Important: These shifts increase the likelihood of family separation, service disruptions, and localized labor shortages in core industries.
Legal Battles and What Comes Next
Several executive moves—especially those touching birthright citizenship and TPS—are heading to court. Some orders have been put on hold while judges review them. The legal fights could stretch for months, and rulings may differ by region, creating uneven results for families and employers who move across state lines.
If the current policy path holds, analysts expect further declines in the immigrant share of the workforce through late 2025 and into 2026. That could:
- Ease short-term political pressure at the border
- Tighten labor in core industries, increasing operational strain for businesses
For families and small businesses, the next few months are likely to bring more uncertainty, more check-ins with lawyers, and last-minute changes to travel and hiring plans.
Congress could step in, though past efforts to overhaul immigration have stalled. Without new laws, the administration can keep using executive tools to:
- Speed removals
- Slow humanitarian entries
- Target legal categories for cuts
The Department of State will keep adjusting employment-based categories as yearly limits close, while the Department of Homeland Security carries out removal priorities set by the White House.
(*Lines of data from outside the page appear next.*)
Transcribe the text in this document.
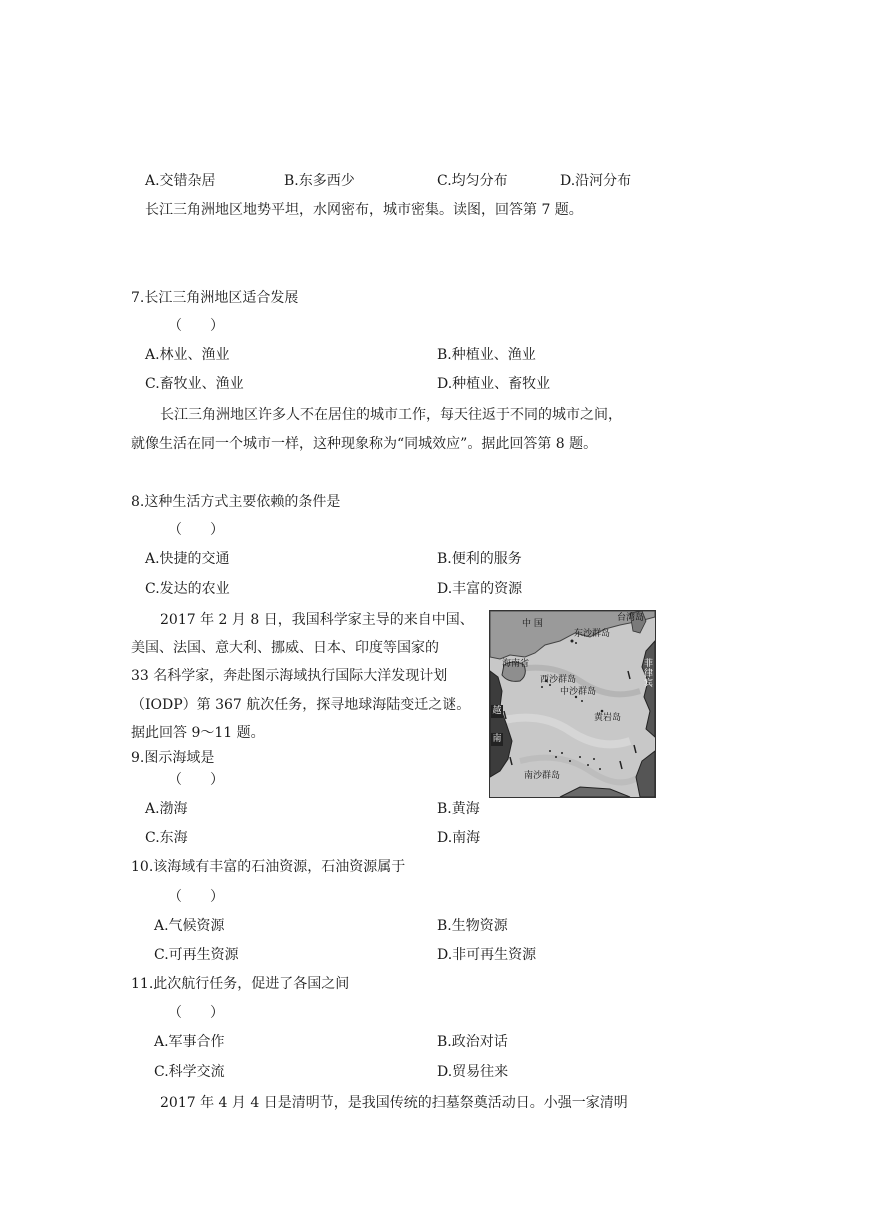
A.交错杂居	B.东多西少	C.均匀分布	D.沿河分布
长江三角洲地区地势平坦，水网密布，城市密集。读图，回答第 7 题。
7.长江三角洲地区适合发展
（　　）
A.林业、渔业	B.种植业、渔业
C.畜牧业、渔业	D.种植业、畜牧业
长江三角洲地区许多人不在居住的城市工作，每天往返于不同的城市之间，
就像生活在同一个城市一样，这种现象称为“同城效应”。据此回答第 8 题。
8.这种生活方式主要依赖的条件是
（　　）
A.快捷的交通	B.便利的服务
C.发达的农业	D.丰富的资源
2017 年 2 月 8 日，我国科学家主导的来自中国、
美国、法国、意大利、挪威、日本、印度等国家的
33 名科学家，奔赴图示海域执行国际大洋发现计划
（IODP）第 367 航次任务，探寻地球海陆变迁之谜。
据此回答 9～11 题。
中 国
台湾岛
东沙群岛
海南省
西沙群岛
中沙群岛
黄岩岛
菲律宾
越
南
南沙群岛
9.图示海域是
（　　）
A.渤海	B.黄海
C.东海	D.南海
10.该海域有丰富的石油资源，石油资源属于
（　　）
A.气候资源	B.生物资源
C.可再生资源	D.非可再生资源
11.此次航行任务，促进了各国之间
（　　）
A.军事合作	B.政治对话
C.科学交流	D.贸易往来
2017 年 4 月 4 日是清明节，是我国传统的扫墓祭奠活动日。小强一家清明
For now, the direction is clear: fewer entries, more removals, and steeper barriers for people seeking safety or long-term status. Whether this approach reduces irregular crossings for good—or instead shifts them to more dangerous routes—will shape the debate over U.S. immigration well into 2026. Families, workers, and businesses are already living with the consequences, one job loss, court date, and border decision at a time.
This Article in a Nutshell
Record foreign-born peaks reversed in 2025 as 181 executive actions accelerated removals. Between January and June, the immigrant population fell sharply, labor participation declined, and employers faced harder E-Verify checks, creating urgent legal fights and economic strain for families, services, and sectors dependent on immigrant labor.